We recommend that products are kept in a cool and dry place, preferably in the dark and certainly out of direct sunlight. The solvent or acid cupboard below the laboratory bench is ideal and indeed modern safety regulations require that such chemicals are stored in appropriate cupboards whilst not in use. Long-term exposure to excessively warm temperatures should be avoided. In general, a comfortable ambient room temperature (15-25°C) for laboratory personnel is fine for most products but where special storage conditions are required, such as refrigeration, this is stated on the label.

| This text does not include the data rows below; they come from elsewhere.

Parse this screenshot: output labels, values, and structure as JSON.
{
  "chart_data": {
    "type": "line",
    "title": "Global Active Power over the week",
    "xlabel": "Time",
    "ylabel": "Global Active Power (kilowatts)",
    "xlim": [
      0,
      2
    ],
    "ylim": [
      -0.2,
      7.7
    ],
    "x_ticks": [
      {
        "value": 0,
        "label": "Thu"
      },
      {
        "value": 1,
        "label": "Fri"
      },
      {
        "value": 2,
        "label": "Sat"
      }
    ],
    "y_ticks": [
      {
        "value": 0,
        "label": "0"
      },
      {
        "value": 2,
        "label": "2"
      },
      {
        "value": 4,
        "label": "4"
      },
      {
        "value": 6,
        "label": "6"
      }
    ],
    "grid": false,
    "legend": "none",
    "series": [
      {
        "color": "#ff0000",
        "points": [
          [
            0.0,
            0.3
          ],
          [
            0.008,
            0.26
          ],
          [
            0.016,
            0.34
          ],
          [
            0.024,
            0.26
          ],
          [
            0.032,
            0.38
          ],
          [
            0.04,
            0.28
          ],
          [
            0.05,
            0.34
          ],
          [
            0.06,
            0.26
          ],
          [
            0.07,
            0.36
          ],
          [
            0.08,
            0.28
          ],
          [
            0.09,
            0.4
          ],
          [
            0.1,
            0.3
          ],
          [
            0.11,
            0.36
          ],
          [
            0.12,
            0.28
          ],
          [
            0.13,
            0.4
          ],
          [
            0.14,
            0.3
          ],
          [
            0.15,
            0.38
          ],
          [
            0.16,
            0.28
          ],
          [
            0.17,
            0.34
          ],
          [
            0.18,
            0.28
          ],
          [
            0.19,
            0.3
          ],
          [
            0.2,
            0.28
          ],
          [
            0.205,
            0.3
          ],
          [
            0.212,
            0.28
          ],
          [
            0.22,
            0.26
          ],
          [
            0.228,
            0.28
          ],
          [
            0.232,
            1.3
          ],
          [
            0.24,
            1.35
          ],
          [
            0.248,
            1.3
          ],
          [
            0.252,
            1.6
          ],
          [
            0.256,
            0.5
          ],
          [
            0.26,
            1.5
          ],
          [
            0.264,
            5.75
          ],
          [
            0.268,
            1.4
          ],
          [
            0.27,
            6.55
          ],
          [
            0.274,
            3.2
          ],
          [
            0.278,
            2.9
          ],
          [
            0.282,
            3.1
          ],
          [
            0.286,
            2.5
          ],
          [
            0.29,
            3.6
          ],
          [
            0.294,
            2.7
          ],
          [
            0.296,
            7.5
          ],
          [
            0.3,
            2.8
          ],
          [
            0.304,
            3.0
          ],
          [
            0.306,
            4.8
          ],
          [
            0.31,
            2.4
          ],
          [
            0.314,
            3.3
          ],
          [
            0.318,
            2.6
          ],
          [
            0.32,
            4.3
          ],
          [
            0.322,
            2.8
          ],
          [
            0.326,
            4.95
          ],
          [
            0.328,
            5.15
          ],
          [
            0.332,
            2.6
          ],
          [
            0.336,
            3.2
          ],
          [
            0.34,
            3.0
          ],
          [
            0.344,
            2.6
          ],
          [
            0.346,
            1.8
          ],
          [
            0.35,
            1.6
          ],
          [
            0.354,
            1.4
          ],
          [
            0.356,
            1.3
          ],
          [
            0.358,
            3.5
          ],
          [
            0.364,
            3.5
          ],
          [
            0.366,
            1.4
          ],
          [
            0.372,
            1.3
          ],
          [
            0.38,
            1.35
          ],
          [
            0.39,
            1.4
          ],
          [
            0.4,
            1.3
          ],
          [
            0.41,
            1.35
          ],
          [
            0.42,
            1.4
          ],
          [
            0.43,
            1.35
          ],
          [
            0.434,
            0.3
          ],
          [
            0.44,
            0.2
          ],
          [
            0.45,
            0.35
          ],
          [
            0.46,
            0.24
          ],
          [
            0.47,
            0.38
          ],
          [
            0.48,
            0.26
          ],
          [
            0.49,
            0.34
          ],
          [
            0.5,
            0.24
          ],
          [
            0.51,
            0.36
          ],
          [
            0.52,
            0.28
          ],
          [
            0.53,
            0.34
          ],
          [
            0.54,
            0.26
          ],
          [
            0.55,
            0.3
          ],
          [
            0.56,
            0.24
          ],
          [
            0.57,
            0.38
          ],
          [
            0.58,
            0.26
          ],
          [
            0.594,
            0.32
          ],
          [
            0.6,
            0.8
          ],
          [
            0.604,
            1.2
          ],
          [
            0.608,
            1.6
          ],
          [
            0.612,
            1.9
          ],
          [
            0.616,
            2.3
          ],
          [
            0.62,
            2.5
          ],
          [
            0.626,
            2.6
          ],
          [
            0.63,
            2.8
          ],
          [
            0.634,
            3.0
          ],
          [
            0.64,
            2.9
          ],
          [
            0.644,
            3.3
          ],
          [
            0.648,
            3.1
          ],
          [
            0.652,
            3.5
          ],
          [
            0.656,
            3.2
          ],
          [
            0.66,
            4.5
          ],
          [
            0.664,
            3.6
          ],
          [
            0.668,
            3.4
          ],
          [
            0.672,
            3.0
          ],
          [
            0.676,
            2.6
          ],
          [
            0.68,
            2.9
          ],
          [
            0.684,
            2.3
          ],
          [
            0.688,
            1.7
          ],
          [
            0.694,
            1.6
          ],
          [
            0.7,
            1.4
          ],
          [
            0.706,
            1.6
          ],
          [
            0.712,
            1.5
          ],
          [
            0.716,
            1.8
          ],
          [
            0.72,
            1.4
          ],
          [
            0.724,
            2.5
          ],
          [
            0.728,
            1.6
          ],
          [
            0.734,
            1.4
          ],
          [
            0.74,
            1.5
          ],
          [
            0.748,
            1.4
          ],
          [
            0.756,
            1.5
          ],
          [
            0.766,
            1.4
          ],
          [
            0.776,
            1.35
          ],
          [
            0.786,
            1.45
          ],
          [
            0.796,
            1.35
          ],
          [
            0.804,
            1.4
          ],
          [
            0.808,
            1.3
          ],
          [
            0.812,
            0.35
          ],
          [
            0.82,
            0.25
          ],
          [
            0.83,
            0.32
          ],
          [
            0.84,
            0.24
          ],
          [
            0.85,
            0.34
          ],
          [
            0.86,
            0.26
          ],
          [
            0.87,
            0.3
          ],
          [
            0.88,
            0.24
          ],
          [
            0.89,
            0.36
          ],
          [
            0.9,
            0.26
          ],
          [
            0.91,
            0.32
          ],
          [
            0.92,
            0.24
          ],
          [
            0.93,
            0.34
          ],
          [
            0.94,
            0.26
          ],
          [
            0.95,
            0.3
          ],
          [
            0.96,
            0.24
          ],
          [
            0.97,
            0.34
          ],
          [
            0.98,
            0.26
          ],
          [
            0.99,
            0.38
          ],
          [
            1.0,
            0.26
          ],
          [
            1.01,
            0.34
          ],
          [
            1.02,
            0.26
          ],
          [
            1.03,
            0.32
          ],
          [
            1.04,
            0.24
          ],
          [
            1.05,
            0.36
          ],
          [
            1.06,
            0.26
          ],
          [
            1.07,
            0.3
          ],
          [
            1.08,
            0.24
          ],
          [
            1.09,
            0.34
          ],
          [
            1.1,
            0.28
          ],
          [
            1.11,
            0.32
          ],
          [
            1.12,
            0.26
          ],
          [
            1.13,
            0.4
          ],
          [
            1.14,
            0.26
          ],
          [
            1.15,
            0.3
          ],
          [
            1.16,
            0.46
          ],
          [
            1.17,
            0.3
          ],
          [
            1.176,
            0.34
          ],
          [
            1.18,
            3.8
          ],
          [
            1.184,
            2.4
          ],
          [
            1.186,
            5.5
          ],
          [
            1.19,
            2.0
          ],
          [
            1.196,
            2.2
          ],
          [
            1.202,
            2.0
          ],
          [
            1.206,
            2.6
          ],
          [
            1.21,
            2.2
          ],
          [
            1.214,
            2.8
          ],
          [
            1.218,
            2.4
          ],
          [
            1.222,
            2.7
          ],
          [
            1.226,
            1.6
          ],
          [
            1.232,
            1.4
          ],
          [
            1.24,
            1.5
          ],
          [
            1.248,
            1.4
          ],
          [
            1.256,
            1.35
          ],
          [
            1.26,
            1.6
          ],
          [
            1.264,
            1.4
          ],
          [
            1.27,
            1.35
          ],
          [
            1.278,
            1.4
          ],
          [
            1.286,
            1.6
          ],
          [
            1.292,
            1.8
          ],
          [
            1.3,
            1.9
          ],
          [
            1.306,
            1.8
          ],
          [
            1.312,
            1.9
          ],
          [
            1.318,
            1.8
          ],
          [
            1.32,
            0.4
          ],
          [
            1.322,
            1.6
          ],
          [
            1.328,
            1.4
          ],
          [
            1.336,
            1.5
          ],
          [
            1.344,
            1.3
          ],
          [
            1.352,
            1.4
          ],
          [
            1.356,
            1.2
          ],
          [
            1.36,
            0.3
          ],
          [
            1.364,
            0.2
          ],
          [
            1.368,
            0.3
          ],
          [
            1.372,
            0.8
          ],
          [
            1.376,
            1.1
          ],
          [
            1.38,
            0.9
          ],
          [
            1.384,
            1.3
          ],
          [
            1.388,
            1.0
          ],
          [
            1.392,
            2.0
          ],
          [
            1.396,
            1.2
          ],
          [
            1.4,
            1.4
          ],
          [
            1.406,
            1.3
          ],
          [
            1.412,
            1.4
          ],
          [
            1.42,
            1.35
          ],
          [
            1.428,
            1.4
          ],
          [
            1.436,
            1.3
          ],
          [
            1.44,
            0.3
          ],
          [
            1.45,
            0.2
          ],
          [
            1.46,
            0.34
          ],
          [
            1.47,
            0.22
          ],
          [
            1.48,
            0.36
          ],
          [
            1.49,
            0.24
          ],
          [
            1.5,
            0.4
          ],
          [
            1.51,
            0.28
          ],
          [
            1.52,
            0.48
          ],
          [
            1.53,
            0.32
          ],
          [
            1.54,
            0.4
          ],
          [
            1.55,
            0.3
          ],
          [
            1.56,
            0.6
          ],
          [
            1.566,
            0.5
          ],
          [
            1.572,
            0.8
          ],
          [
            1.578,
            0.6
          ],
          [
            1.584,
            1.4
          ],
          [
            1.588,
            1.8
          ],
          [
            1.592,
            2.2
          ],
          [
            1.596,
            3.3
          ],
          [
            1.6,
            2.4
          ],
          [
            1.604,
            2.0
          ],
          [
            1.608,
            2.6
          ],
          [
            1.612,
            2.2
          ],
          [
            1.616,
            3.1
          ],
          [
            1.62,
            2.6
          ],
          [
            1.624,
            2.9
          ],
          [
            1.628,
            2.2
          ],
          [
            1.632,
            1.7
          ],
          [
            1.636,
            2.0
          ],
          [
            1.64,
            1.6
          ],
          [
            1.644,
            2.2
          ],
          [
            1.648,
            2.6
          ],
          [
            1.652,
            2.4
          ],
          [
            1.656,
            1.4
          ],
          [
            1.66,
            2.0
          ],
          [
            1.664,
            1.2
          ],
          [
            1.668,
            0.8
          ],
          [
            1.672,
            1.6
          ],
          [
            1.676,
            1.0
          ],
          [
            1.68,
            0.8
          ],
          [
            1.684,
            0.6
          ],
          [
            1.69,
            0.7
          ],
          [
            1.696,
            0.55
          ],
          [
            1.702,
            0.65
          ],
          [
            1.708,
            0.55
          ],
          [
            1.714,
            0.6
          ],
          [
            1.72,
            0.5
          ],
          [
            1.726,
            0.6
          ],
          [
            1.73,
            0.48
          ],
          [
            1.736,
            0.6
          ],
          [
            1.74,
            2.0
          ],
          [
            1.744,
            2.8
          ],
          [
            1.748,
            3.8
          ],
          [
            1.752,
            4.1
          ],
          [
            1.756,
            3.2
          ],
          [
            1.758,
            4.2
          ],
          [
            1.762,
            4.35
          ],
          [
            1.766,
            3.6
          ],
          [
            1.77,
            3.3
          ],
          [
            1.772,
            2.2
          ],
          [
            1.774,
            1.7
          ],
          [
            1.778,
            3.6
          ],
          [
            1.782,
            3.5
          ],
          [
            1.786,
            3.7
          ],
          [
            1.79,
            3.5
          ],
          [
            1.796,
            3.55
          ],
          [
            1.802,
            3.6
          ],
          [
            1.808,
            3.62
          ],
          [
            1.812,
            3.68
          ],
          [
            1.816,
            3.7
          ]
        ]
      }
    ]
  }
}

Information regarding stability and storage of reagents is an integral requirement of modern Good Laboratory Practice (GLP) and ISO 17025 management. These quality systems are designed to ensure that data from laboratory studies is both reliable and reproducible. All ROMIL bottles carry a batch number for unique identification purposes and to help customers comply with GLP requirements our labels also bear the following additional information on stability and storage:

'Stable' materials
  • date of QC test
  • recommended expiry date or shelf life
  • special storage conditions, if any
  • a space for recording the date opened
Relatively 'unstable' materialsIn addition to the above, the following information is given for products which may deteriorate faster after the container seal is opened:

  • recommended expiry date or shelf life (after opening)

Note that the shorter shelf life after opening must run within the unopened period otherwise it should be reduced accordingly. For example, if the recommended expiry after opening is 3 months then if the bottle is opened, say, 2 months from the expiry date, then the expiry after opening is reduced to 2 months.

It is not to be assumed that products suddenly become unuseable after the expiry date. Rather, the user should make a judgement based on knowledge and experience as to whether the product can continue to be used for the technique in mind. One way to do this would be to re-test the key purity parameters as defined on the label or specified in a written method. Record the results in the laboratory journal and annotate the product label. But even so, a high purity solvent or acid should still be suitable for less demanding applications beyond its recommended shelf life.

We are proud that ROMIL, during the mid 1980s, were the first to introduce such an enhancement to the labelling of laboratory chemicals. Whilst this has now become an industry standard requirement, the clarity of the ROMIL approach and system of shelf life control continues to far exceed all others.